Let $\sum_{j=1}^{\infty}a_{j}$ be a convergent series of positive numbers and $\{z_{j}\}_{j=1}^\infty$ a closed discrete subset of the open unit disc $\mathbb{D}$. Then $h(z):=\sum_{j=1}^{\infty}\frac{a_{j}}{z-z_{j}}$ is a meromorphic function on $\mathbb{D}$.

If we only consider the case of infinite sum, does $h(z)=\sum_{j=1}^{\infty}\frac{a_{j}}{z-z_{j}}$ always have infinitely many zeros on $\mathbb{D}$? Note that $h$ never vanishes outside $\mathbb{D}$.

This question comes from the paper Bounded Projective Functions and Hyperbolic Metrics with Isolated Singularities (Example 1.1 and Question 3.3).

Answer 1

This was conjectured by J. Borcea, and a counterexample was constructed by J. Langley:

MR2317957
Langley, J. K. Equilibrium points of logarithmic potentials on convex domains, Proc. Amer. Math.

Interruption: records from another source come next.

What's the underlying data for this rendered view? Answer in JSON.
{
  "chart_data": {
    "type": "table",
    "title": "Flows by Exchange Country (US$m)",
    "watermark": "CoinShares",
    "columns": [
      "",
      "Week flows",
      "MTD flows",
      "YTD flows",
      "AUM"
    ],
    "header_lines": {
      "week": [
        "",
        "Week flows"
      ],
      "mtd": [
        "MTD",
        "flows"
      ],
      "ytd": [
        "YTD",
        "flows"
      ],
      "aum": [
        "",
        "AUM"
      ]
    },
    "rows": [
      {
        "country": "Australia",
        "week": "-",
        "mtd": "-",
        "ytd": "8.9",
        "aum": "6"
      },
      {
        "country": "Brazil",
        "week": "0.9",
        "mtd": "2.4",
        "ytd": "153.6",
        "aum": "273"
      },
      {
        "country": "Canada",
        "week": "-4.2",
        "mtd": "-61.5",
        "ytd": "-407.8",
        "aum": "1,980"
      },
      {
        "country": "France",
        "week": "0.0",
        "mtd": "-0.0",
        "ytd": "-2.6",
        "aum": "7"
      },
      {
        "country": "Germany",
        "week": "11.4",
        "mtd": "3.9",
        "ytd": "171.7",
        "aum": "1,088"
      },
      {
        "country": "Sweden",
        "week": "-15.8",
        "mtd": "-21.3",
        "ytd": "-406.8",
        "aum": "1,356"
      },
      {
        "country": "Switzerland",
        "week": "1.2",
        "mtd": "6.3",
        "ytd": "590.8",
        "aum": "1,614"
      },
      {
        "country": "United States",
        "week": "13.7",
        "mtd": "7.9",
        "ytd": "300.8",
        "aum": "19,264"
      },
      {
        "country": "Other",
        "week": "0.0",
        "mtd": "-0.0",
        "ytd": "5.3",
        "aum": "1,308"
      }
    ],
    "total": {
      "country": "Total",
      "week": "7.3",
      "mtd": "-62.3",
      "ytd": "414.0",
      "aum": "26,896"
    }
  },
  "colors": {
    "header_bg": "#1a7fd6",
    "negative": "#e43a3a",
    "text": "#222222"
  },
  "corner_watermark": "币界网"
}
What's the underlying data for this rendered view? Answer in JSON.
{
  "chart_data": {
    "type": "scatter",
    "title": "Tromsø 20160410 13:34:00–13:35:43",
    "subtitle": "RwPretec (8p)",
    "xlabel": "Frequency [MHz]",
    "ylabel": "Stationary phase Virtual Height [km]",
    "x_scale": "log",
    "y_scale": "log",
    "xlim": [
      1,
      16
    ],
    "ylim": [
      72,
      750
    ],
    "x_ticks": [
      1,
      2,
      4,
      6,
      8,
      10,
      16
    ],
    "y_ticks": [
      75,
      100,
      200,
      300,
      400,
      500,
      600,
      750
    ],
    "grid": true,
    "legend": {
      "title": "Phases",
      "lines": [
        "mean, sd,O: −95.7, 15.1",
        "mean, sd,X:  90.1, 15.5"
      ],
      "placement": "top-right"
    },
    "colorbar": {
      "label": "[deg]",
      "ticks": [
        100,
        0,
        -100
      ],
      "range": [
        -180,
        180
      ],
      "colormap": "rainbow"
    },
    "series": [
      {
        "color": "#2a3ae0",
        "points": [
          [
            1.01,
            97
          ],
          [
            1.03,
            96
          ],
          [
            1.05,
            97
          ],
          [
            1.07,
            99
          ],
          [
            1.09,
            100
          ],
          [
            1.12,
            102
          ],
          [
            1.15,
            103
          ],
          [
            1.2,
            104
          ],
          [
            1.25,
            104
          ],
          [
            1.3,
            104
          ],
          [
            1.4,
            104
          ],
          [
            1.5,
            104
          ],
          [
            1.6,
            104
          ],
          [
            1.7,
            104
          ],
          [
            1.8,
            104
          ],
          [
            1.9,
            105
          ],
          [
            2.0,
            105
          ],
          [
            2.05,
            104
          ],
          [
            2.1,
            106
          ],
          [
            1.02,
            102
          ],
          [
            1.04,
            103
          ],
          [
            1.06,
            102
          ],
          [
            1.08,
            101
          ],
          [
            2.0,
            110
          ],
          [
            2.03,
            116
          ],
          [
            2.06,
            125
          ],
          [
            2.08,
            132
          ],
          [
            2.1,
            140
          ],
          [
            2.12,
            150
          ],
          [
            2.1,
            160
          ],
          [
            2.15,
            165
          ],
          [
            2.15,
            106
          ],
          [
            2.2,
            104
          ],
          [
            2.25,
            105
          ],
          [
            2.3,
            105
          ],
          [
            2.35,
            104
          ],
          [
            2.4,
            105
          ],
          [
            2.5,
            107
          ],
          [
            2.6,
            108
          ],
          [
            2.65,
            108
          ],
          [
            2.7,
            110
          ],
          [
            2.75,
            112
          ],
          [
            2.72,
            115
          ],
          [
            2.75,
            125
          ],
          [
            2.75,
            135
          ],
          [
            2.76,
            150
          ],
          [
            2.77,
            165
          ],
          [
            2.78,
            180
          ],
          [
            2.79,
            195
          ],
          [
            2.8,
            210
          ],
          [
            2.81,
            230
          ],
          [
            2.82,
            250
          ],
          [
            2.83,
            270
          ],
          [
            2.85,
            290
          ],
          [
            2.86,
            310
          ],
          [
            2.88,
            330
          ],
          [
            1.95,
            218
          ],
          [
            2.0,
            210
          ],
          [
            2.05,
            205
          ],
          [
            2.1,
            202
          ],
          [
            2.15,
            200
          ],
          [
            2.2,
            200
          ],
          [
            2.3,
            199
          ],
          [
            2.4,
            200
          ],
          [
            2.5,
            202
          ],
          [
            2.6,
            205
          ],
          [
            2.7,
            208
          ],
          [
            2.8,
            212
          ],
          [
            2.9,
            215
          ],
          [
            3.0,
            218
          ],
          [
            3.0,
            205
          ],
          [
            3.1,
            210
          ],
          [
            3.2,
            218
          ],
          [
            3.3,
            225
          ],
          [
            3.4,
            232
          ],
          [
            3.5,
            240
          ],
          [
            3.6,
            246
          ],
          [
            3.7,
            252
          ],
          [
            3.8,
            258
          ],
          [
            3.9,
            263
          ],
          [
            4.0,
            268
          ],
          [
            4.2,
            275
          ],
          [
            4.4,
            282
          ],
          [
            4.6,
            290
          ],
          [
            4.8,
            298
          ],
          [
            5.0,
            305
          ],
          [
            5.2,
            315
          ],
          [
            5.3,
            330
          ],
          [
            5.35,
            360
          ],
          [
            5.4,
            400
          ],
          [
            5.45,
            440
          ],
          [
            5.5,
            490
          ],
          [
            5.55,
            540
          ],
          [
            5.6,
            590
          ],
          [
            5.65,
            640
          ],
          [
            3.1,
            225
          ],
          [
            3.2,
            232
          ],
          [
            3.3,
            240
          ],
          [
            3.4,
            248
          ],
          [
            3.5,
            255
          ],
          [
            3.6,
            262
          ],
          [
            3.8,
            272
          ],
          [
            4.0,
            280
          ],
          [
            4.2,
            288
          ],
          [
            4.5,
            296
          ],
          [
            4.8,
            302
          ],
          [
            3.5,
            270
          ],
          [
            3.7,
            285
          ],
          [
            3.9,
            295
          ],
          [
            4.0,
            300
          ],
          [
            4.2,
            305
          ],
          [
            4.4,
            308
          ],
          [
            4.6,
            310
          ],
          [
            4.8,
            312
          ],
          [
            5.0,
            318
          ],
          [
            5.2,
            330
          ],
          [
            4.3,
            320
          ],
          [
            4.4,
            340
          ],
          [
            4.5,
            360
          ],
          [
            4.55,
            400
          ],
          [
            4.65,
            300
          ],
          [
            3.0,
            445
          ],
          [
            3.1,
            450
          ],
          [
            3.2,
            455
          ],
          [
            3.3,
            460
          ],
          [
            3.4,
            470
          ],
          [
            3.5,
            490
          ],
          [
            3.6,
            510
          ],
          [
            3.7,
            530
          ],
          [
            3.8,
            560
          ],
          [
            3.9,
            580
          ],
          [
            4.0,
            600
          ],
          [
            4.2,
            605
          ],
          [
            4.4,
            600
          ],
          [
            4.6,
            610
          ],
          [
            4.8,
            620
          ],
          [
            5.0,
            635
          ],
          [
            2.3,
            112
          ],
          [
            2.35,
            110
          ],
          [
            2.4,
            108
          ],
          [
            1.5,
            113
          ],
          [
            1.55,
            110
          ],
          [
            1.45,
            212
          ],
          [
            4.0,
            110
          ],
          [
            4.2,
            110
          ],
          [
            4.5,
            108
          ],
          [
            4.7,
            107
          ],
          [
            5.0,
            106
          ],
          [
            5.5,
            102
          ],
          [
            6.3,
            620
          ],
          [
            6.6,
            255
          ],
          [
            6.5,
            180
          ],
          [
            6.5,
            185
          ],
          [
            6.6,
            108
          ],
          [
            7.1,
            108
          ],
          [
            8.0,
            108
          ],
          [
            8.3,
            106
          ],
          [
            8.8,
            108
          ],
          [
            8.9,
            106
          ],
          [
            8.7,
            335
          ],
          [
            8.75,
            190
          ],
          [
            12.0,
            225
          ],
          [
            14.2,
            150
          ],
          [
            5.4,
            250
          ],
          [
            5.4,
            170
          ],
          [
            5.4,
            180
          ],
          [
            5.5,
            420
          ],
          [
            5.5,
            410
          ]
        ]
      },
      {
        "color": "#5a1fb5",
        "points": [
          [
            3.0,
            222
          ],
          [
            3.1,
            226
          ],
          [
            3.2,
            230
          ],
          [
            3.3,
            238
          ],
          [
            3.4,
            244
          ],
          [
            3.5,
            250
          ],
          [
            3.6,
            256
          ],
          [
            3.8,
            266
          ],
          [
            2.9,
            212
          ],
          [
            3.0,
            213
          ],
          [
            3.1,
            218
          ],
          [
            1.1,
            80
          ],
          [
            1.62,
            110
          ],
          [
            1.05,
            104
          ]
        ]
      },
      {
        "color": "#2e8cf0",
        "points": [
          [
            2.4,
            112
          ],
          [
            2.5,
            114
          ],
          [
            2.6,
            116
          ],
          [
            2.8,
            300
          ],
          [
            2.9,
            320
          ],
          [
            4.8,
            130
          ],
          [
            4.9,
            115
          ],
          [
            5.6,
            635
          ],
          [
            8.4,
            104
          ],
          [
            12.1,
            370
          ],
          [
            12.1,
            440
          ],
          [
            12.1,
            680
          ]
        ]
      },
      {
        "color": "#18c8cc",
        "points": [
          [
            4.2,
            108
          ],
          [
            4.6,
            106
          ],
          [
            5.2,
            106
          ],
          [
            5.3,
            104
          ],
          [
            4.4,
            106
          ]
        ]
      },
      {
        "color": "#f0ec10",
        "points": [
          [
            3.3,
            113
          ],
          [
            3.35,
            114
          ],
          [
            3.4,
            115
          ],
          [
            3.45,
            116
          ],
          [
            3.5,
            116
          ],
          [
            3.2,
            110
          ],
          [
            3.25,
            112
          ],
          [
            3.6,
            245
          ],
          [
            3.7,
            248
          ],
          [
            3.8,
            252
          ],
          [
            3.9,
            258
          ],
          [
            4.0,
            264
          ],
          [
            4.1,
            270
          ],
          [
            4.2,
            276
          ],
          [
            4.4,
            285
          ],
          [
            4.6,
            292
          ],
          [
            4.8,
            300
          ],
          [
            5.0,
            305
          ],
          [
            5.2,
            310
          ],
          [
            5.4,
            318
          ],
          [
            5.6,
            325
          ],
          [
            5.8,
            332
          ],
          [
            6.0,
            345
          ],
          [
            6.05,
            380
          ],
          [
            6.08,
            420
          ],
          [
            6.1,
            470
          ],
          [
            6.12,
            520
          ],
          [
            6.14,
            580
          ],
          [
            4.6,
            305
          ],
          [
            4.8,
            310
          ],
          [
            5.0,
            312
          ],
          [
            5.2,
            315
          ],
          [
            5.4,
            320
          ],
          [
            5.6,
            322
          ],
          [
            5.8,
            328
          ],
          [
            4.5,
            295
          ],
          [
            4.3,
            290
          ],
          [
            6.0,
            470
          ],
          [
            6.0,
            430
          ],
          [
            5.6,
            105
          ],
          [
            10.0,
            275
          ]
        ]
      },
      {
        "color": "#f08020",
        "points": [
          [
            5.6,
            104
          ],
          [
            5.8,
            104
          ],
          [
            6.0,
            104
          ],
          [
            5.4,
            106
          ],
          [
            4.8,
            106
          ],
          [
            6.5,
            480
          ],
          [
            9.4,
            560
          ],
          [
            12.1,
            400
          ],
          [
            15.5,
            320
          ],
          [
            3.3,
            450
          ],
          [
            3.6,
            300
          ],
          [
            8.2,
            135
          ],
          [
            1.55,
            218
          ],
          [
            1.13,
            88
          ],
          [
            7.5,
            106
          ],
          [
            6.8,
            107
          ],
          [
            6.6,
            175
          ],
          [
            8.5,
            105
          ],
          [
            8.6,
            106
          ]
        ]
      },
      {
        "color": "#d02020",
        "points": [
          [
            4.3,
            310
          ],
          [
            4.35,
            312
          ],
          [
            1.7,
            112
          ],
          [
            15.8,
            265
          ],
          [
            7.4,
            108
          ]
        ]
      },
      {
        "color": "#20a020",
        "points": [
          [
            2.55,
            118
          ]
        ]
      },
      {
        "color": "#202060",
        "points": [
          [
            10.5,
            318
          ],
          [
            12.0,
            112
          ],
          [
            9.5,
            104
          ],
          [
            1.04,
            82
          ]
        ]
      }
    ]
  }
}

Soc. 135 (2007), no. 9, 2821–2826.

His counterexample has an additional property that $z_k$ tend to a limit on the unit circle.

However, your question has positive answer under some additional conditions imposed on $z_k$; this is proved in the same paper of Langley.

Notice that a similar question in the plane (under the assumptions $z_k\to\infty$, and $$\sum_k a_k/|z_k|<\infty,$$ $f$ is meromorphic in the plane) is unsolved, despite a lot of research on this question.